In response to the SEC filing, HMA's board of directors issued a statement to shareholders rejecting the idea of instituting board members specially selected by Glenview.

"In our view, Glenview's actions are an unnecessary distraction to the Company's strategic review process and an attempt to advance its own agenda for the Company with its hand-picked nominees. … [O]ur focus is on serving the best interests of all stockholders over the narrow interests of one, as well as ensuring that we honor our commitment to provide our patients and communities with vital services of the highest quality. As you would expect, we are considering all strategic alternatives and opportunities available to the Company, including those alternatives suggested by Glenview."

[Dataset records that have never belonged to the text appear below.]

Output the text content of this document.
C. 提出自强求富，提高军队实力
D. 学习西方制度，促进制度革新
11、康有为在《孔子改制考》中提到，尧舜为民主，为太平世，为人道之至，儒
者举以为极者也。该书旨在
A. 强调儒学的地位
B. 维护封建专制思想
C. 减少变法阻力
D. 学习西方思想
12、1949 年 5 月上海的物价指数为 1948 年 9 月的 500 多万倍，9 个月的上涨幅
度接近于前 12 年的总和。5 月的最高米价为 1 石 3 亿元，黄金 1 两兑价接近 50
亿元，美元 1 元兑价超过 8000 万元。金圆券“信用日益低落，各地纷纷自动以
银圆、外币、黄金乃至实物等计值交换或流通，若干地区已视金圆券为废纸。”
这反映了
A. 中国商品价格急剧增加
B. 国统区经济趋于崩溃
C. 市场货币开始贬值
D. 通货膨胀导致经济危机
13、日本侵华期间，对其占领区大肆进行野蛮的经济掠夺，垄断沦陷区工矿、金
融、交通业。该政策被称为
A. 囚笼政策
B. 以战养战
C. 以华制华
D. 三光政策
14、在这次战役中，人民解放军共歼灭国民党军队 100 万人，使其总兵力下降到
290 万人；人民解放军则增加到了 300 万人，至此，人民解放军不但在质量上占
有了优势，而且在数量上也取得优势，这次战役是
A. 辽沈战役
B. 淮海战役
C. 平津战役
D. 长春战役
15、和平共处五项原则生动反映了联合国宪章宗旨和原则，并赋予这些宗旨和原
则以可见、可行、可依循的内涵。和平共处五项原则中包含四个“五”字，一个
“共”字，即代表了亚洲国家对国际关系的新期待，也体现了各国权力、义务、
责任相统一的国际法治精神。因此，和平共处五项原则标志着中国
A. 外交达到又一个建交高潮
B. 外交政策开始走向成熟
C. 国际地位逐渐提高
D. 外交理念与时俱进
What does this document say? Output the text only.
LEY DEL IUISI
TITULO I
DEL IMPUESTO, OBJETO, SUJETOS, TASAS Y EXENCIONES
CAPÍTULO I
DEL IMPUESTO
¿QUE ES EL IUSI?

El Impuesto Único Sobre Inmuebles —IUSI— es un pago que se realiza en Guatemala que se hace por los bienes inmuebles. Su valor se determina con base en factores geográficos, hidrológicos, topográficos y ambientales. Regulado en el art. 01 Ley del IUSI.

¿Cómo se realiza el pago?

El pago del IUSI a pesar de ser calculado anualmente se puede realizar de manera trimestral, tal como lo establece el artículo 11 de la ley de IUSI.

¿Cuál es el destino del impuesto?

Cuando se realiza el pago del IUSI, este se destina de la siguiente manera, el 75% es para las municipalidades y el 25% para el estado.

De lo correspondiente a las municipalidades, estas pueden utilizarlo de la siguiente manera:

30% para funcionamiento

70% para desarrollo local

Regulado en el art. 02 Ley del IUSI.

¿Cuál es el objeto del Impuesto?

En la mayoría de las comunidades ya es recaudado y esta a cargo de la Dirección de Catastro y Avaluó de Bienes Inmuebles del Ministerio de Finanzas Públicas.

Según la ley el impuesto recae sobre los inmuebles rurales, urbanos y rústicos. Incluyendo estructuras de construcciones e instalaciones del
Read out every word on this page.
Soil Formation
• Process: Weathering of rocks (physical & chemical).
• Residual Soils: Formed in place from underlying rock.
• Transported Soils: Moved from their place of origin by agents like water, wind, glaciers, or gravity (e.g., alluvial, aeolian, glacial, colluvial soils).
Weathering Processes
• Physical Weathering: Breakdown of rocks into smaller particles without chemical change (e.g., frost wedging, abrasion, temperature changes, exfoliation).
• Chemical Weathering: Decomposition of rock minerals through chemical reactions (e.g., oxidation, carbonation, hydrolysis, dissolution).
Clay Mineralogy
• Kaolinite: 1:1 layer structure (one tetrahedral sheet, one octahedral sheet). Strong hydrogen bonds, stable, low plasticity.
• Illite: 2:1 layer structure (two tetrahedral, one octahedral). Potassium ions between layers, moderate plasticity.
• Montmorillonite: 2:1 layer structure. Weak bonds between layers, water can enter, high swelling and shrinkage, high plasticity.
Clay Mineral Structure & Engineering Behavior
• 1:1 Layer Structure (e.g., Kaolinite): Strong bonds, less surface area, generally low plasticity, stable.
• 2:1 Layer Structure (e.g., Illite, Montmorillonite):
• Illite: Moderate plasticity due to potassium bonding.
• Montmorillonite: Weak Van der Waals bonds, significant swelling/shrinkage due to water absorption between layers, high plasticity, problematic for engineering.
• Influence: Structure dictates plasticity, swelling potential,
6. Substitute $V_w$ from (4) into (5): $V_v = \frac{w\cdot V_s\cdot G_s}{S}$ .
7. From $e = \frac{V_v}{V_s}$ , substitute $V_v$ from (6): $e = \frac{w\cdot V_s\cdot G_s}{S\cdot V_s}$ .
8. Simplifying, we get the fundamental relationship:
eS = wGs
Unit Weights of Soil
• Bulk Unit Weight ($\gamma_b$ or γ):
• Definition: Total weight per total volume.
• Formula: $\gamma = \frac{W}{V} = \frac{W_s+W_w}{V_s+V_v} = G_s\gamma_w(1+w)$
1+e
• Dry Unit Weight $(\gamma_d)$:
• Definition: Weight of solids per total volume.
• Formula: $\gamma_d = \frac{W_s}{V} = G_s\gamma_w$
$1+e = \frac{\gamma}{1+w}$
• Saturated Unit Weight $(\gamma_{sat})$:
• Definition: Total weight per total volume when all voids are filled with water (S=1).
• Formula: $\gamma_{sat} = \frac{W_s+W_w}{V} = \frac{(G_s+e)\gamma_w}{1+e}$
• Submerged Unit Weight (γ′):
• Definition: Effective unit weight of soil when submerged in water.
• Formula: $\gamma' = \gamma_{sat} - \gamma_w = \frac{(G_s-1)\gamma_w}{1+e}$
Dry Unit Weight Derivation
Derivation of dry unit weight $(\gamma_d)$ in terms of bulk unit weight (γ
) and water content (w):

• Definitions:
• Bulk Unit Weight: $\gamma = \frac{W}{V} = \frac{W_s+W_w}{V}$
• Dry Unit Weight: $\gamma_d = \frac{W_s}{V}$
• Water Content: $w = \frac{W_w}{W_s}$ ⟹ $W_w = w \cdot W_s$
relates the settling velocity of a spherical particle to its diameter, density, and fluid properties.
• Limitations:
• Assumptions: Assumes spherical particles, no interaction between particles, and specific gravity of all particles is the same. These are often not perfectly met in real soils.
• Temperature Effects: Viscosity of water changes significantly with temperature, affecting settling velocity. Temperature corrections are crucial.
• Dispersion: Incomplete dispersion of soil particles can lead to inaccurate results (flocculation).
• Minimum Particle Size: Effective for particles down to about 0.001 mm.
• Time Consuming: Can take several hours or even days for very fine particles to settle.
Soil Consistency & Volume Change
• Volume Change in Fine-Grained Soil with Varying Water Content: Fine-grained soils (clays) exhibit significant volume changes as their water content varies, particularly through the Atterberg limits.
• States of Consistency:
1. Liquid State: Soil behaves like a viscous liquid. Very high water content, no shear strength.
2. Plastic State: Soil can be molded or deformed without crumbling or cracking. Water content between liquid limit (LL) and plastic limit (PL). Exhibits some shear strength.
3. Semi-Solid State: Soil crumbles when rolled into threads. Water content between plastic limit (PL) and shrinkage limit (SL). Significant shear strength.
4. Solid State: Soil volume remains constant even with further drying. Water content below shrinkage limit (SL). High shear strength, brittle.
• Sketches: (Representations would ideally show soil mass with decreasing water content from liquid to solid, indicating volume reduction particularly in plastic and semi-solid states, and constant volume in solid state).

"…[W]e strongly urge you to allow us to complete our work for the benefit of all stockholders, and to take no action in response to the Glenview materials until you hear from us about the results of our work so that you can make a fully informed decision. Please do not allow Glenview's efforts to disrupt this process," the statement continued.

 

This battle with Glenview comes on the heels of several other recent challenges for HMA.

In December 2012, CBS' "60 Minutes" aired a story in which former HMA employees accused the company of admitting patients for the sake of revenue rather than medical necessity. The company denies the allegations.

In May, HMA ratified a "poison pill"—a legal maneuver designed to thwart a hostile takeover by a large stakeholder—to prevent Glenview from seizing control of the company. Glenview has also filed documents with the SEC requesting that HMA amend the poison pill.

Also in May, president and CEO Gary D. Newsome announced plans to retire at the end of July to head a religious program in South America.